А сама подумала: а не теми ли соображениями руководствовалась и я, когда из них двоих выбрала, кого попроще – Джуниора?! И, словно уловив мои мысли, Кривцов тут же заговорил о Пете:

– Послушай, а я правильно понял, что ты сама Лыткина бросила?

– Никто никого не бросал. Мы разошлись по взаимной договоренности, скажем так.

– Но замуж он тебя звал?

– Звал.

– Не пошла, стало быть…

– Паш, что ты пристал? Не могу я про Лыткина говорить.

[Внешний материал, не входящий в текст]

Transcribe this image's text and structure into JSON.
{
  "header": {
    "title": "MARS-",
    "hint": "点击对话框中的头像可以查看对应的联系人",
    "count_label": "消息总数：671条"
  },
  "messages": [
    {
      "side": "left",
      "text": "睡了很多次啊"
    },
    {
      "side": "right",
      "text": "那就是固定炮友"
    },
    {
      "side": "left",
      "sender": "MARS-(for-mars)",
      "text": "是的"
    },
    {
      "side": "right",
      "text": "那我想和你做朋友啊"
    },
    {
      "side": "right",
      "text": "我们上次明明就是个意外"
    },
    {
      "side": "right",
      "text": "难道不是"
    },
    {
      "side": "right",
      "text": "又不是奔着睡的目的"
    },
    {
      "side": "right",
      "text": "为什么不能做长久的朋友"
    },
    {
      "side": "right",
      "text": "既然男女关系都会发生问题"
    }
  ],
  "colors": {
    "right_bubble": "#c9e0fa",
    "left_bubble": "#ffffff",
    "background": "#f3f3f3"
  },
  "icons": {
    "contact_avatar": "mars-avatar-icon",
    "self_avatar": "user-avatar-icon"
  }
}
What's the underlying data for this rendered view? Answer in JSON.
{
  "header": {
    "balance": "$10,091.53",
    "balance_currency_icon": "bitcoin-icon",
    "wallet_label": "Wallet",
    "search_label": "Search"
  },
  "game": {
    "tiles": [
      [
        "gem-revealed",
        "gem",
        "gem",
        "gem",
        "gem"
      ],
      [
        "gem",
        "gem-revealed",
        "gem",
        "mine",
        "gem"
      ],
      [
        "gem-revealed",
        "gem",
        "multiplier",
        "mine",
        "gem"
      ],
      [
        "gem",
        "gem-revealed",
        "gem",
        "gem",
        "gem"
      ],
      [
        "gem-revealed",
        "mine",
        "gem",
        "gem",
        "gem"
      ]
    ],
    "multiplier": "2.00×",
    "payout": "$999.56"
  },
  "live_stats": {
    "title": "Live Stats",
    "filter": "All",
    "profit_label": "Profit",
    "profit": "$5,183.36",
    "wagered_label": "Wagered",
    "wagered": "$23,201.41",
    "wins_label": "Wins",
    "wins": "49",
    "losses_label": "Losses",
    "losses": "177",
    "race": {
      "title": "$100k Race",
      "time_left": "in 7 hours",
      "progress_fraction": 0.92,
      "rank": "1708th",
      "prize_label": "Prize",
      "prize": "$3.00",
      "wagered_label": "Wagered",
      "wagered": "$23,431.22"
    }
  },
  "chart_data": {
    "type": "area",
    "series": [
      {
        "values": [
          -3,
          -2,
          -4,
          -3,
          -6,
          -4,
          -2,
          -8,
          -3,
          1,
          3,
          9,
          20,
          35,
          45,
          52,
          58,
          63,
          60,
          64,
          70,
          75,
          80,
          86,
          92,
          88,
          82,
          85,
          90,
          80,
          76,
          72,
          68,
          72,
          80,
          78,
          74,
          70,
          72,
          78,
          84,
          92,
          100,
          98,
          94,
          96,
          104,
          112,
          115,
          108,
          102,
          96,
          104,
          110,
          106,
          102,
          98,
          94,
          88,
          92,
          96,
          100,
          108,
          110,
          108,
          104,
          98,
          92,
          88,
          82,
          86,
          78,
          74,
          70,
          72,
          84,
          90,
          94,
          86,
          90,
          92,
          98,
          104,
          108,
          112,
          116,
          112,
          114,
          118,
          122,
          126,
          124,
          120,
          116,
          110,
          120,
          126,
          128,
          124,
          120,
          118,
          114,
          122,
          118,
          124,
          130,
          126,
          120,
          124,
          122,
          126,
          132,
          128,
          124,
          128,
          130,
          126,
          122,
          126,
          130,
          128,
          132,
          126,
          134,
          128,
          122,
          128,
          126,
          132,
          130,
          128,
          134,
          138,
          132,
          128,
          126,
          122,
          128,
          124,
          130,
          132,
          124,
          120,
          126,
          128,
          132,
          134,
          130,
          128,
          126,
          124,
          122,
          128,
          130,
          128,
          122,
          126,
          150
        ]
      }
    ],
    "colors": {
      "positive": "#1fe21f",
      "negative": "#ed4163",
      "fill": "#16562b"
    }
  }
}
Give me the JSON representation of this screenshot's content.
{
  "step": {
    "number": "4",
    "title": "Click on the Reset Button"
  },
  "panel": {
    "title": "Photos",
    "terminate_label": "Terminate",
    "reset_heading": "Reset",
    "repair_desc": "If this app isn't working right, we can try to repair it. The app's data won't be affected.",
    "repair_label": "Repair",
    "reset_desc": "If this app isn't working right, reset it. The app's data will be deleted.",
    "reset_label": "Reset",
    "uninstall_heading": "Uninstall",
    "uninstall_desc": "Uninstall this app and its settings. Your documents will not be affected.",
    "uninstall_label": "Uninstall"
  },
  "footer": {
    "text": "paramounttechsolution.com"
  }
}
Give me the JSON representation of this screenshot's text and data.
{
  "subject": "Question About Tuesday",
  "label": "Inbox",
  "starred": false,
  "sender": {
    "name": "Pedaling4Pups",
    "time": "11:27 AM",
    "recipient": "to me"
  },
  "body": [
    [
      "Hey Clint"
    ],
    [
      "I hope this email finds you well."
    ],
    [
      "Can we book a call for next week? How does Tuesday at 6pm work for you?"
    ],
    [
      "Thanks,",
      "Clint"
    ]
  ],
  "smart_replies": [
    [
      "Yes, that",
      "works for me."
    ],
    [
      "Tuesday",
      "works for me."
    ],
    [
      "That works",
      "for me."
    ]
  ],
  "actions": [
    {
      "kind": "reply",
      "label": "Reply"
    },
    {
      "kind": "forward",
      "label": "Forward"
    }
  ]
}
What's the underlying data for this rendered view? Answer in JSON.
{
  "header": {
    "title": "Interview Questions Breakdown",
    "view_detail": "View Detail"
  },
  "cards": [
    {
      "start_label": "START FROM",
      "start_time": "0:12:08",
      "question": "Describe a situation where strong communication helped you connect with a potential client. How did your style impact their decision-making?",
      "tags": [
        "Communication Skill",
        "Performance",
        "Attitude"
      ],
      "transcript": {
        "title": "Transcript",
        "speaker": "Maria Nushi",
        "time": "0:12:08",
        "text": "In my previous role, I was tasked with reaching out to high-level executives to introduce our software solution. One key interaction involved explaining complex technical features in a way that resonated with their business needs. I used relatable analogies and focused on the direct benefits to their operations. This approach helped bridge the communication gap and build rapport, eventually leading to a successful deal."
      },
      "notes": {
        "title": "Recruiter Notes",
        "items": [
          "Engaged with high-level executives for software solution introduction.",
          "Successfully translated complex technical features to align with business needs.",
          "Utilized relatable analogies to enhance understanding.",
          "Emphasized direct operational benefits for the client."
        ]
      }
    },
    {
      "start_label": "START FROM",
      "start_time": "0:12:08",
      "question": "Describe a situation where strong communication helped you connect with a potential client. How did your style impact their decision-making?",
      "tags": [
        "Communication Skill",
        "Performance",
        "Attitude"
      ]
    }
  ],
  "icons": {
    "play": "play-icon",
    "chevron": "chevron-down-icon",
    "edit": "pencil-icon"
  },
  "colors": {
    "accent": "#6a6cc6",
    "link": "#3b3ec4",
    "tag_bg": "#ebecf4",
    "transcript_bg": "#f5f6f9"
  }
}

– А я в гостях у него побывал. Перед съемками. Не хотел, честно говоря: пить я теперь не пью, что за удовольствие! Но потом интересно стало, как живет такой мильонэр, как Лыткин.

– И как?

– Да скушно. Выпендривался передо мной, хвалился, какой он крутой. Тоска. Жена у него… Эх, как я прав-то оказался! Помнишь, кричал тебе про доллары в зрачках, про жену-клушу? А ты обиделась.

– Помню. И что – на самом деле клуша?

– Скорей цыпленок. Кроткая такая. Жалкая.

– В рот смотрит?

Кривцов усмехнулся:

– Точно. Да, похоже, я от Лыткина недалеко ушел в этом вопросе. – Потом он вздохнул и сказал очень печальным тоном: – Лен, я ведь все понимаю. Ты такая женщина…

– Царица Савская?

– Не надо, я серьезно. Я еще тогда думал: что она тут делает? Ты ведь в Москве училась? И почему не осталась?

– По семейным обстоятельствам. Паш, ведь это здесь я царица Савская, а в Москве таких, как я, по рублю пучок продают.

Он усмехнулся:

– Ну, не по рублю, подороже! Чёрт, что ж с тобой делать-то, а? Пропадешь ты в этой деревне!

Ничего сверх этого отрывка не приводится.